"These I have loved"

Vol. 6 No. 3 - 1993

"These I have loved"

by Emily Hunter


History is after all an account of the past. We make it in the present and as W B Yeats wrote, "When you are old and grey and full of sleep' , the past becomes clearer than the present. Now that I fulfil the conditions I can say with Rupert Brooke "these I have loved".

They are the sounds, the smells, the food, the pleasures of a distant childhood. They were the good old days, no electricity but the soft golden light of an oil lamp. When the wick was too high it smoked and the lamp chimney was black with soot but that was a minor inconvenience when compared with an electricity "cut".

Skaters on Lurgan Lake

There was snow and ice in winter then. There were skaters on Lurgan lake but no one had heard of an indoor ice rink.

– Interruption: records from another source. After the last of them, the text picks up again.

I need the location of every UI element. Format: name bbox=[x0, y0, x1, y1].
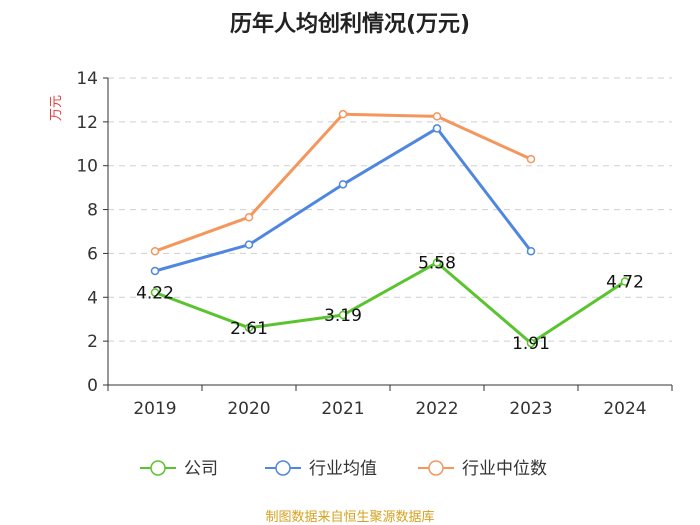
data-point bbox=[244, 240, 254, 249]
y-axis-label: 万元 bbox=[49, 95, 64, 121]
legend-label: 行业均值 bbox=[309, 459, 377, 479]
y-tick-label: 12 bbox=[76, 113, 98, 133]
data-label: 4.72 bbox=[606, 272, 644, 292]
y-tick-label: 8 bbox=[87, 201, 98, 221]
legend-item: 行业均值 bbox=[265, 459, 377, 479]
y-tick-label: 4 bbox=[87, 288, 98, 308]
gridlines bbox=[108, 77, 672, 342]
data-point bbox=[150, 266, 160, 276]
legend-item: 行业中位数 bbox=[418, 459, 547, 479]
data-point bbox=[150, 246, 160, 256]
legend-item: 公司 bbox=[140, 459, 218, 479]
data-label: 2.61 bbox=[230, 319, 268, 339]
y-tick-label: 2 bbox=[87, 332, 98, 352]
data-point bbox=[526, 246, 536, 256]
data-point bbox=[432, 112, 442, 121]
x-tick-label: 2019 bbox=[133, 399, 176, 419]
data-label: 4.22 bbox=[136, 283, 174, 303]
legend-marker-icon bbox=[428, 460, 444, 476]
data-point bbox=[432, 124, 442, 133]
legend-label: 行业中位数 bbox=[462, 459, 547, 479]
data-point bbox=[526, 338, 536, 348]
data-point bbox=[338, 180, 348, 189]
legend: 公司 行业均值 行业中位数 bbox=[140, 459, 547, 479]
data-point bbox=[244, 323, 254, 333]
y-tick-label: 14 bbox=[76, 69, 98, 89]
legend-marker-icon bbox=[275, 460, 291, 476]
series-line bbox=[154, 126, 533, 273]
x-tick-label: 2024 bbox=[603, 399, 646, 419]
data-point bbox=[244, 212, 254, 222]
data-point bbox=[150, 288, 160, 297]
data-point bbox=[432, 258, 442, 267]
x-tick-label: 2020 bbox=[227, 399, 270, 419]
series-line bbox=[154, 261, 626, 345]
chart-title: 历年人均创利情况(万元) bbox=[229, 12, 471, 37]
data-point bbox=[338, 310, 348, 320]
legend-label: 公司 bbox=[184, 459, 218, 479]
data-label: 3.19 bbox=[324, 306, 362, 326]
series-2 bbox=[150, 109, 536, 256]
x-tick-label: 2022 bbox=[415, 399, 458, 419]
axes: 0 2 4 6 8 10 12 14 2019 2020 2021 2022 2023 2024 bbox=[76, 69, 673, 419]
y-tick-label: 10 bbox=[76, 157, 98, 177]
series-1 bbox=[150, 124, 536, 276]
data-label: 1.91 bbox=[512, 334, 550, 354]
y-tick-label: 0 bbox=[87, 376, 98, 396]
x-tick-label: 2021 bbox=[321, 399, 364, 419]
y-tick-label: 6 bbox=[87, 244, 98, 264]
data-point bbox=[620, 277, 630, 286]
series-0: 4.22 2.61 3.19 5.58 1.91 4.72 bbox=[136, 254, 644, 354]
legend-marker-icon bbox=[150, 460, 166, 476]
data-point bbox=[526, 154, 536, 164]
series-layer: 4.22 2.61 3.19 5.58 1.91 4.72 bbox=[136, 109, 644, 354]
data-point bbox=[338, 109, 348, 119]
source-note: 制图数据来自恒生聚源数据库 bbox=[265, 510, 435, 525]
x-tick-label: 2023 bbox=[509, 399, 552, 419]
data-label: 5.58 bbox=[418, 254, 456, 274]
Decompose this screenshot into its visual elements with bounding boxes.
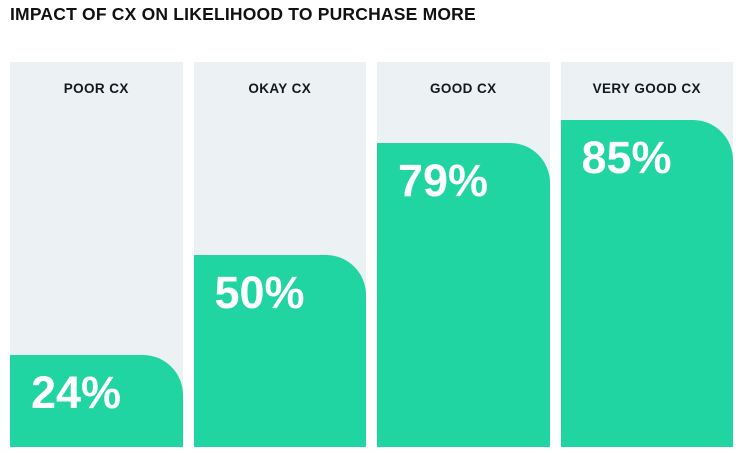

We wore combinations, liberty bodices, long gaiters over hand knitted stockings and buttoned boots. We were warm.

There were no letters to Father Christmas, no asking for expensive presents. We hung up our black stockings for the apple, the orange and whatever small gifts our parents could afford to give us. There was as much pleasure from a game of Ludo as from a mountain bicycle.

When the turkey was delivered it was half plucked and the last rites were performed on newspaper on the kitchen table while the younger members of the family watched the appearance of every organ - a first lesson in anatomy. Long ago a turkey was eaten once a year, not once a month, and that annual feast is still a Christmas memory.

The best days of my life - not then but now when I remember so clearly being a senior infant. We played with long cocktail sticks, folded coloured paper into hats, filled pages with strokes and curls and then came the magic of real letters. There were three classes in my first school room. Junior and Senior infants and First class. Half sat in desks and the rest stood round a chalked line on the floor with school bags at our feet. I can see and hear it all. "The cat sat on the mat" and my first poem.

"I had a dog
His name was Dot
And by my side
He used to trot".

There was one teacher in that room and we loved her. We sat up straight, we folded our arms and we stayed in school until two o'clock. There were no complaints.

My memories grow clearer as I write. Seventh class and then work, but we left knowing every town, river, mountain and county in Ireland. I had a knowledge of Arithmetic sufficient for First Year Mathematics at the University, and it's too late to say thank you to those who taught me.

The fire was the centre of the home and if the fuel was turf it scented the house. "Cordon Bleu" was an unknown description but how many mothers and grand-mothers deserved that award. Potato bread with melted butter dripping down one's chin, farls of soda bread hot from the griddle, apple bread oozing juice and the butter-milk cake-out of the Dutch oven - these I remember.

I can hear the click of the lid on the tin can when it was the weekly walk to collect the fresh buttermilk from the farm and a pound of country butter stamped with a clover design on its rounded top. We went in a group and on the way home stopped for a drink. It may not have been hygienic but we survived. We drank from the lid of the buttermilk can and it was like nectar to thirsty children.

Flax holes

One smell I did not love - the revolting smell of rotting flax. There were flax holes dug in drains and the flax was thrown in to rot and when it came out that disgusting odour travelled for miles. That was not the only hate. We had pig killing day, that was a black day for me. In the early morning the squeals of the pigs were frightening and the ominous silence more so. When we came home from school clean pink bodies hung from the trees. I can see them still and I always thought they looked like people.

In every house in the village where I lived there was a hand loom and from morning until night there was the clickety clack of the loom. The "shop" where the loom was placed had an earthen floor and often a "clockin" hen sat in a hollow and hatched her brood.

In most outhouses the potatoes were stored for the winter and the earthly smell combined with the "clarendo" for the hens, the apples in the potato boxes and the pin head for the chickens. I long for a whiff of that barn. It was always perfume to me.

I do not agree with Robert Browning who wrote:

"Grow old along with me the best is yet to be".

but I do admit that age has its compensations. We have lived and enjoyed a life that has gone forever. We travelled in steam trains, in trams in Belfast. We walked barefoot to school, wandered the roads and lanes in safety and shared our memories, and the past is our present, so we can call ourselves historians.